A ce point de l’analyse intervient le scandale, dans le sens littéral de ‘pierre d’achoppement’, de Sarajevo, un scandale qui a été contourné et qui aujourd’hui encore ne parvient pas à susciter pensée et réflexion, mais seulement des actions marécageuses et des empêchements ultérieurs. Pour les raisons que j’ai citées plus haut, les guerres yougoslaves n’ont pas été lues sur un mode critique, ce qui a provoqué l’ethnicisation des interprétations du conflit, avec les prises de parti consécutives des parrains respectifs : la grande mère Russie s’est reconnue dans la partie orthodoxe (la majeure partie des Serbes est orthodoxe), en même temps que des puissances historiquement liées à la Serbie (comme la France) et des secteurs de la gauche communiste qui voulait reconnaître en Milosevic l’héritier de Tito. Le Vatican et l’Allemagne réunifiée se sont reconnus  dans la part catholique (comme  l’est la majorité des Croates).

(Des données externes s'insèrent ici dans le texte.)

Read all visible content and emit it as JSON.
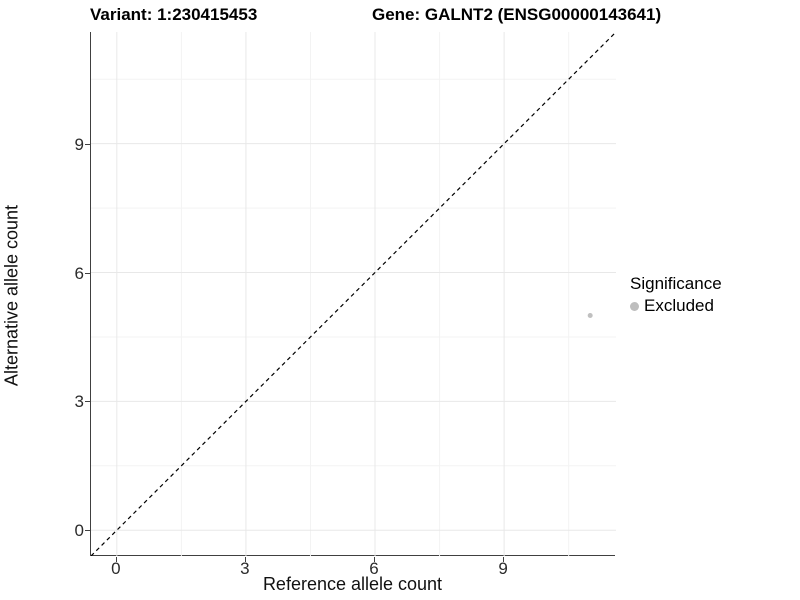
{
  "titles": {
    "variant": "Variant: 1:230415453",
    "gene": "Gene: GALNT2 (ENSG00000143641)"
  },
  "axes": {
    "x_title": "Reference allele count",
    "y_title": "Alternative allele count"
  },
  "legend": {
    "title": "Significance",
    "items": [
      {
        "label": "Excluded",
        "color": "#bebebe"
      }
    ]
  },
  "colors": {
    "major_grid": "#e8e8e8",
    "minor_grid": "#f3f3f3",
    "axis_line": "#404040",
    "reference_line": "#000000",
    "point": "#c0c0c0"
  },
  "chart_data": {
    "type": "scatter",
    "title": "Variant: 1:230415453   Gene: GALNT2 (ENSG00000143641)",
    "xlabel": "Reference allele count",
    "ylabel": "Alternative allele count",
    "xlim": [
      -0.6,
      11.6
    ],
    "ylim": [
      -0.6,
      11.6
    ],
    "xticks": [
      0,
      3,
      6,
      9
    ],
    "yticks": [
      0,
      3,
      6,
      9
    ],
    "x_minor_ticks": [
      1.5,
      4.5,
      7.5,
      10.5
    ],
    "y_minor_ticks": [
      1.5,
      4.5,
      7.5,
      10.5
    ],
    "grid": true,
    "legend_position": "right",
    "series": [
      {
        "name": "Excluded",
        "color": "#c0c0c0",
        "points": [
          {
            "x": 11,
            "y": 5
          }
        ],
        "point_radius": 2.5
      }
    ],
    "reference_line": {
      "kind": "identity",
      "slope": 1,
      "intercept": 0,
      "style": "dashed",
      "color": "#000000"
    }
  }
}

Les pays musulmans se sont reconnus dans la partie musulmane. Ces identifications ne peuvent être définies comme ethniques, puisque ce n’est ni l’origine, ni la langue, ni les habitudes alimentaires ou quoi que ce soit d’autre pouvant définir une ethnie, qui divisaient les peuples en conflit, mais au contraire comme purement religieuses (3). La religion comme facteur aliénant et pivot d’un ‘conflit de civilisations’ imposé. La religion est imposée comme élément de  d’identité et de reconnaissance après le mensonge du communisme athée. La religion comme noyau de tout ce qui divise en groupes exclusifs et qui donne de nouvelles perspectives à la solitude des individus, la ‘vraie foi’ que chacun possède à utiliser comme arme de conquête, conversion ou d’absorption de l’autre, le ‘minoritaire’, l’incertain, l’infidèle à remette sur le droit chemin. Dans un climat d’incertitude économique, d’effondrement du pouvoir d’achat et de manque de ‘pères’ capable de prendre par la main les fils perdus (4), popes/prêtres/imams sont devenues des figures de référence et de tromperie ultérieure. La propagande nationaliste des nouvelles élites au gouvernement dans les différentes républiques  et la propagande religieuse dans les églises et les mosquées – à l’exception d’importantes îles d’intelligence individuelle – commencèrent à coïncider sur un mode toujours sans cesse plus précis et alarmant.

 

A Sarajevo, comme dans d’autres villes développées de culture antifasciste (5) et dans de nombreuses zones de la Bosnie Herzégovine, les séparations induites n’ont pas réussi à ouvrir une brèche : la cité est couramment qualifiée de ‘multiethnique’ et définie comme la ‘Jérusalem de l’Europe’, mais je crois qu’il est plus juste de la dire a-ethnique, en ce sens que la citoyenneté prévaut sur toute appartenance. Les signes de cette anti-ethnicité  (ou a-ethnicité) étaient, et sont en partie encore, les nombreux mariages mixtes, la fierté de la ‘raja’ (‘compagnie’ à laquelle appartiennent les vrais habitants de Sarajevo), le fait que tous participaient aux fêtes religieuses de tous*****, ainsi qu’aux fêtes laïques. Et ce cimetière dans le quartier de Bare, construit en 1965 comme un amphithéâtre étendu sur une colline, avec cinq « chapelles » sur la place centrale, respectivement pour les catholiques, les orthodoxes, les musulmans, les juifs et les autres (d’autres religions, ou encore athées), mais structurellement liées comme cinq amis, avec chacun les bras sur les épaules de l’autre. Sarajevo a réagi à la guerre qui avait éclaté dans le reste de la Yougoslavie avec peur et incrédulité, et avec au fond la certitude que jamais une chose comme ce qui est arrivé à Vukovar******, ne se serait passée en Bosnie-Herzégovine, Yougoslavie en miniature, terre de croisements. Les drapeaux de l’incrédulité, en même temps que les drapeaux yougoslaves et les portraits de Tito, ont été portés le 6 avril 1992 à une manifestation pacifiste, qui se trouva brusquement sous le feu de francs-tireurs serbo-bosniaques postés dans l’ancien cimetière juif. Deux jeunes filles périrent et ce fut le début du siège.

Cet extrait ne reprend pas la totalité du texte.